USDT vs USDC: what's the difference?
In short: USDT and USDC are both digital US dollars — each pegged one-to-one to the dollar and backed by reserves. The differences are who issues them, how they're regulated, and where they're used. USDT (Tether) is the largest and dominates emerging markets and cross-border flows. USDC (Circle) leans on regulation and transparency and is favoured by US and institutional users. Together they are about 93% of the entire stablecoin market.
Once you understand what a stablecoin is, the next question everyone asks is which one — USDT or USDC? They look almost identical on the surface. Both are worth one US dollar. Both move over the internet in seconds. But the differences matter, especially depending on where in the world you operate.
What they have in common
Start with the similarities, because they're the bigger story:
- Both are dollar stablecoins — designed to always equal one US dollar.
- Both are fully reserve-backed — each token represents a real dollar held in cash and short-term US government debt.
- Both move on the same kind of digital rails, settling globally, around the clock, in minutes.
- Both are redeemable — you can convert them back to real dollars through the issuer.

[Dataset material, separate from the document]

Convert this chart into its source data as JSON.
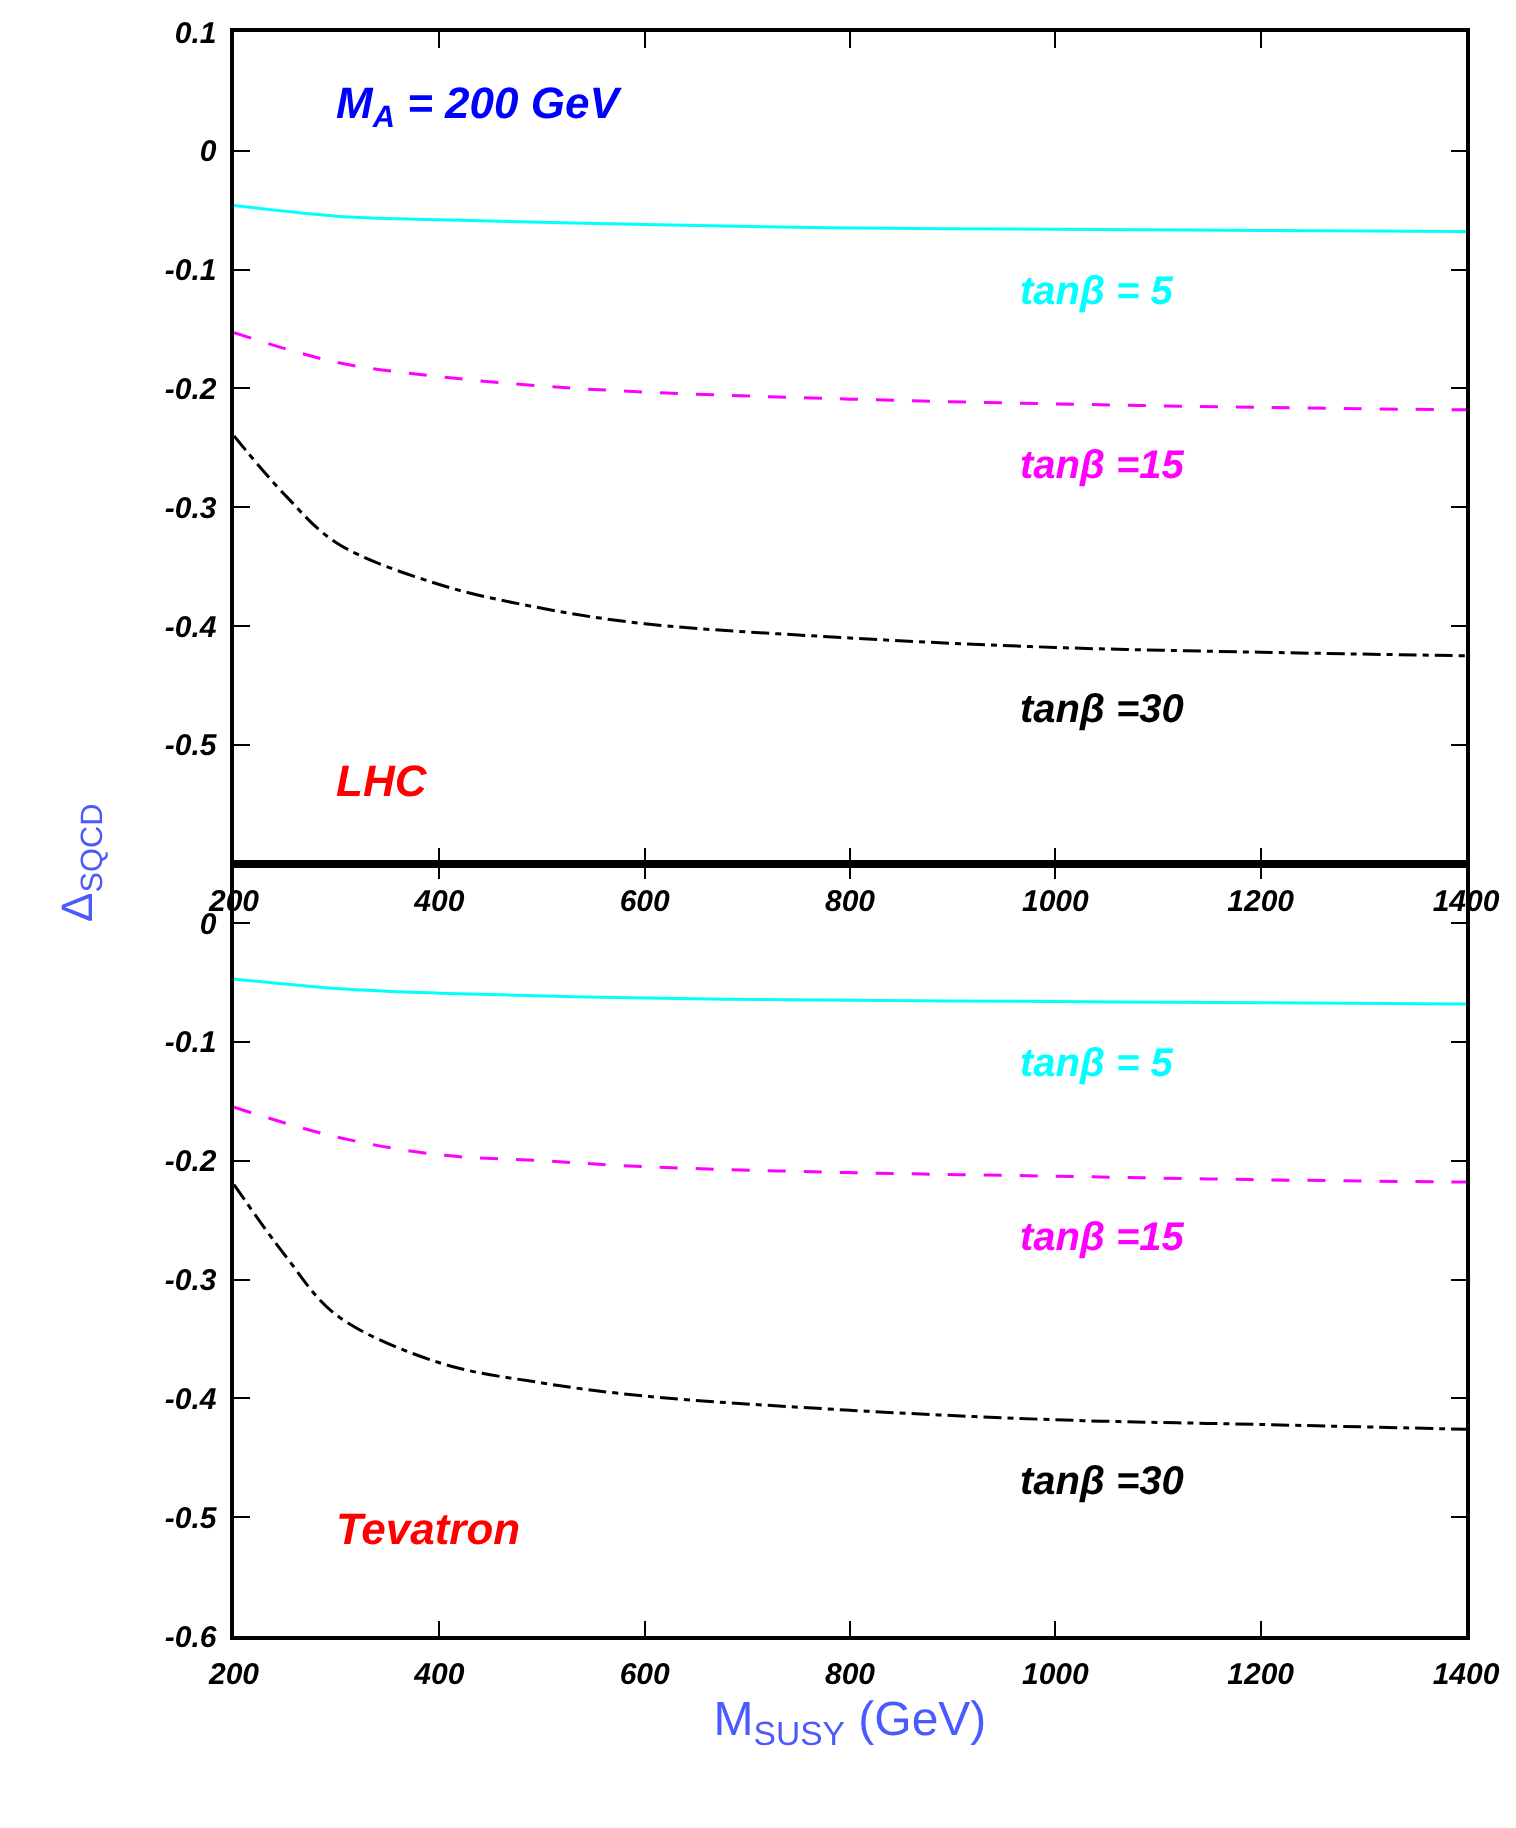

For most practical purposes — paying a supplier, holding value in dollars, settling across a border — they do the same job.
USDT (Tether)
- Launched: 2014 — the original stablecoin, and the one that proved the model.
- Issuer: Tether.
- Size & reach: the largest stablecoin in the world, with a market value well over $180 billion, and by far the most liquid and widely accepted.

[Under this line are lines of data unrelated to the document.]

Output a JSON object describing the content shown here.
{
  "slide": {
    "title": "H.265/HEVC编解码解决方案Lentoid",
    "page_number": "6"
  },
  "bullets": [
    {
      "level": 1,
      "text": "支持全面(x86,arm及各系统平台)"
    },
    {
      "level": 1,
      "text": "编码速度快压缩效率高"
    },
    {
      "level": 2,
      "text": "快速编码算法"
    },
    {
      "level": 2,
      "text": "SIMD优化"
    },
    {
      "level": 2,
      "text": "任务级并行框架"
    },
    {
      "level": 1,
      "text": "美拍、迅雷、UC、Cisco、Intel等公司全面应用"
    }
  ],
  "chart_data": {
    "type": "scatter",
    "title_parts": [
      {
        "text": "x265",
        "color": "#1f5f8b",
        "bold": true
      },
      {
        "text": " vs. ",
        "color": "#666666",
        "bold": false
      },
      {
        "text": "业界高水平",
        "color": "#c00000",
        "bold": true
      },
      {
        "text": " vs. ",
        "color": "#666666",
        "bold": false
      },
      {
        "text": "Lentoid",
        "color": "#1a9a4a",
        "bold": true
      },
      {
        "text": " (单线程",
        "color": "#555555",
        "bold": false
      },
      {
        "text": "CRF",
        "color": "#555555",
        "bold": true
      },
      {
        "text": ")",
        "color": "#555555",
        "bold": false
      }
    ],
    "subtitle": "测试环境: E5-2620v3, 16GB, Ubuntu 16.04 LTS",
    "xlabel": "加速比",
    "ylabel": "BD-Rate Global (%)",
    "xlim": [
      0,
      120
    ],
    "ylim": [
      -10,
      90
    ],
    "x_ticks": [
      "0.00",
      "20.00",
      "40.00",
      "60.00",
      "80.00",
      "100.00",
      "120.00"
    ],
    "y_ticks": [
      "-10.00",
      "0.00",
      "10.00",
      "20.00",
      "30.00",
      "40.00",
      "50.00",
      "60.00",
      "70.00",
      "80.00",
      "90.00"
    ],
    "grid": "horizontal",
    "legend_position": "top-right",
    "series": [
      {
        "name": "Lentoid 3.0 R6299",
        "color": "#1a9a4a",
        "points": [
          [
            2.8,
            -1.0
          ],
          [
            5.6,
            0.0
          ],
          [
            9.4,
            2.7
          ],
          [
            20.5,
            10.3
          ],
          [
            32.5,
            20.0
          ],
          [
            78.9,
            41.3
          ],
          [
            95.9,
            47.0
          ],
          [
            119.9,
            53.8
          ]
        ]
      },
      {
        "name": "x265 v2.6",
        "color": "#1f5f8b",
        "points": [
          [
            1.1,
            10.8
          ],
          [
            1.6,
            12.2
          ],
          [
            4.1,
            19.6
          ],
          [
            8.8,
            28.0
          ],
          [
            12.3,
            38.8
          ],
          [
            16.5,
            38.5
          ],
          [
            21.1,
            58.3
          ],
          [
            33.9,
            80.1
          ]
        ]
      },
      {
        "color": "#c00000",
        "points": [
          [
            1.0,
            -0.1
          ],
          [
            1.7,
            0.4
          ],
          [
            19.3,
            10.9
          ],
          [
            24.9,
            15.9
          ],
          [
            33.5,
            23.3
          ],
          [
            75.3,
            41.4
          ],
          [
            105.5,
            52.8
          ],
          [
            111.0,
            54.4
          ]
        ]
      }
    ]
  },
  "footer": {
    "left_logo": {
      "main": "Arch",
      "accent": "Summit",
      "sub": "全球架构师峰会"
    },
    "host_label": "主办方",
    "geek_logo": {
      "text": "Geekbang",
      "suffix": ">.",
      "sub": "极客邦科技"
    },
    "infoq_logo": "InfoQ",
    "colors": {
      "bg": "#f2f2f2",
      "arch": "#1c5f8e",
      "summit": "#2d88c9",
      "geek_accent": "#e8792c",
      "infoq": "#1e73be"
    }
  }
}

- Where it dominates: emerging markets — Africa, Latin America, Asia, the Middle East. In the USD-scarce corridors we focus on, USDT is usually the dollar that is actually available on the ground. When a Nigerian importer or an Argentine saver reaches for a digital dollar, it is most often USDT.
USDT's strength is ubiquity and liquidity. It is the dollar of the real-world, cross-border, emerging-market economy.
USDC (Circle)
- Launched: 2018.
- Issuer: Circle, a US-based, publicly listed company.

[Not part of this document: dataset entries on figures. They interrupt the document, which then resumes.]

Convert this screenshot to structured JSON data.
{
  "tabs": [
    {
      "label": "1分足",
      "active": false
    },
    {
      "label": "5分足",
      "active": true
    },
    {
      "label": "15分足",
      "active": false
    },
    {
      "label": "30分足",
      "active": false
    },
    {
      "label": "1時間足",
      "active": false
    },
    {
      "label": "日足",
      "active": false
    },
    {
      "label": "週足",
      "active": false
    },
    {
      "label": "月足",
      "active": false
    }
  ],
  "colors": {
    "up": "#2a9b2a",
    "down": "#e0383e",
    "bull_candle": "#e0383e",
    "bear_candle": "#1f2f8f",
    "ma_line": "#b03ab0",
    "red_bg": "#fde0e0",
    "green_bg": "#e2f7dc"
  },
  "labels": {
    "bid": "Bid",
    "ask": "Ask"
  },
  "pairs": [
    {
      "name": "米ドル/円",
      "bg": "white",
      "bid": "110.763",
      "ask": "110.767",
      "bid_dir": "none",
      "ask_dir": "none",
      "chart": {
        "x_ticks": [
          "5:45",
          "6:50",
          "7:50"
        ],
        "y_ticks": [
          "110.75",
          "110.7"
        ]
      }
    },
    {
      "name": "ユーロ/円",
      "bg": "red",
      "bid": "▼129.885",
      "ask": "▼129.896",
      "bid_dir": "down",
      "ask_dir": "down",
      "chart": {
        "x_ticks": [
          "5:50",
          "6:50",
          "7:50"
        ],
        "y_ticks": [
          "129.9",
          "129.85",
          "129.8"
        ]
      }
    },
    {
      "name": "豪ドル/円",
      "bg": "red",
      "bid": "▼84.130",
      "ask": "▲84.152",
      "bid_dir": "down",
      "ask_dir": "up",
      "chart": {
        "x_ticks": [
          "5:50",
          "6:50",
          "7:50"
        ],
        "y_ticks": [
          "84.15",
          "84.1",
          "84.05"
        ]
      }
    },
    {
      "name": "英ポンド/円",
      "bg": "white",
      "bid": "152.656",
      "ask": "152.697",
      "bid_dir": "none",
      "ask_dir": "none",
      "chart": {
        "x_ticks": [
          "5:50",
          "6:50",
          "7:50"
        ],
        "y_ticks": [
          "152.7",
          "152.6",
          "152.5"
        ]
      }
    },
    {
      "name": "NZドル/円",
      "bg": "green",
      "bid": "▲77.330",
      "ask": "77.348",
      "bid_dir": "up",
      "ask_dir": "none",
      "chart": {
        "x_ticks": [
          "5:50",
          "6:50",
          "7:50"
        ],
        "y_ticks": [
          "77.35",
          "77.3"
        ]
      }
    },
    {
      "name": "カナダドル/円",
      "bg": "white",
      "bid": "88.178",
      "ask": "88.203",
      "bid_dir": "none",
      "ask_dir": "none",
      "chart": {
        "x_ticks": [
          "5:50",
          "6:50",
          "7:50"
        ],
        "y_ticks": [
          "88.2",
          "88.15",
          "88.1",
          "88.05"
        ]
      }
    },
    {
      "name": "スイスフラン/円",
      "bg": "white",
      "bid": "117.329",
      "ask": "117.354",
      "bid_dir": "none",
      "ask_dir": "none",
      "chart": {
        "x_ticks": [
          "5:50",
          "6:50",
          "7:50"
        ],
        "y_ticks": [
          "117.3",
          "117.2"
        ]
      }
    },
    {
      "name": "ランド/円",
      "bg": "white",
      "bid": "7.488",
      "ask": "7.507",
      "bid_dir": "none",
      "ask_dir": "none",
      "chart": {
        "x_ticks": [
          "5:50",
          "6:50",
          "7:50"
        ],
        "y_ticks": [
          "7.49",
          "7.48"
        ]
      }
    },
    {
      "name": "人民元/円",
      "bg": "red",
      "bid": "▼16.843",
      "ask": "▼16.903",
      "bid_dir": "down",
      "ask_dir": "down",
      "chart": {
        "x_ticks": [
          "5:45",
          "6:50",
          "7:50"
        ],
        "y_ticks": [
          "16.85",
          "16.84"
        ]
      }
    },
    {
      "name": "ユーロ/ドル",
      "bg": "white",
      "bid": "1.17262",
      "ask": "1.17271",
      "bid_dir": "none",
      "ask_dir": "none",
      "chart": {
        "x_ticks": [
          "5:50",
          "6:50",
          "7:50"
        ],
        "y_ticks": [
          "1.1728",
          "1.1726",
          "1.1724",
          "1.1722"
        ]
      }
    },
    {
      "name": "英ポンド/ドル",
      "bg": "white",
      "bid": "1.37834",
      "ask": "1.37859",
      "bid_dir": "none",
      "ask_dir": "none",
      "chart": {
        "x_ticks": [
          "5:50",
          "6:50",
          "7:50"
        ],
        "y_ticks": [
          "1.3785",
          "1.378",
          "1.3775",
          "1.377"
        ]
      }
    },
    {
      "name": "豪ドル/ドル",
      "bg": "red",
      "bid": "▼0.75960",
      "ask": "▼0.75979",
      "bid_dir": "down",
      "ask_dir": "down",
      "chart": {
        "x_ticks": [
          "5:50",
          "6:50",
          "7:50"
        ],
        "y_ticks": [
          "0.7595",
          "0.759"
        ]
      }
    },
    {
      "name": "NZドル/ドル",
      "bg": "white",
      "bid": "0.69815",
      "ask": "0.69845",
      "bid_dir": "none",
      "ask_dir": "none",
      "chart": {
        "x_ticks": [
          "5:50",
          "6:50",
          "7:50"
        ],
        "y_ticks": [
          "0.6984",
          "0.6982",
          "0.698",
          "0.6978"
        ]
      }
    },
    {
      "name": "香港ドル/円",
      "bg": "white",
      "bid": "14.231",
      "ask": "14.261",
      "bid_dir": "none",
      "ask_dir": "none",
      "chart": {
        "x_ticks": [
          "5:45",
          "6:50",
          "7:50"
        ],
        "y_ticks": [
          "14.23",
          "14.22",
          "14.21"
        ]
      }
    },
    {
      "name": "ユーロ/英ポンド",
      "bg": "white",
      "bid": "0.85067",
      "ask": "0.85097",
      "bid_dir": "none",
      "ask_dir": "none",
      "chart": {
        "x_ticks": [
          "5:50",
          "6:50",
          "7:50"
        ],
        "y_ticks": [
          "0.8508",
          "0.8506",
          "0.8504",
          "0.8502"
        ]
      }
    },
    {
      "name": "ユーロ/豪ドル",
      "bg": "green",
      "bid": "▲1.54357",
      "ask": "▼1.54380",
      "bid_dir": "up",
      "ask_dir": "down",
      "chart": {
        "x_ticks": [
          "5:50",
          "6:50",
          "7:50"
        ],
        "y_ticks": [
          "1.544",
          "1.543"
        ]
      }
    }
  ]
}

- Positioning: built around regulation, transparency, and compliance — Circle leans heavily into being the "regulated" dollar stablecoin, with detailed reserve reporting.
- Where it's strong: the United States, Europe, and among regulated institutions, banks, and fintechs that prioritise a US-regulated counterparty.
USDC's strength is its regulatory posture. It is often the dollar of choice for institutions that need to satisfy compliance teams and US oversight.
The practical difference
The honest summary is geographic and institutional:
- If your world is emerging-market and cross-border, USDT is usually where the liquidity is.
- If your world is US-facing, institutional, and regulation-first, USDC is often preferred.
Neither is "better" in the abstract. They serve different ends of the same market, and the gap between them narrows as regulation matures everywhere (see our Regulation section on the GENIUS and CLARITY Acts).
How we think about it
We are not loyal to one token. A treasury-infrastructure business should be rail-agnostic — able to work across USDT and USDC, and to convert between them and local currencies, depending on what a specific corridor and a specific client require. The job is not to pick a favourite stablecoin. It is to orchestrate across whichever regulated dollar gives the client the best access, liquidity, and compliance fit for their corridor.
The one-line version to remember: USDT and USDC are both digital dollars — USDT is the liquidity leader in emerging markets, USDC is the regulation-first choice for institutions, and the smart approach is to use whichever fits the corridor rather than betting on one.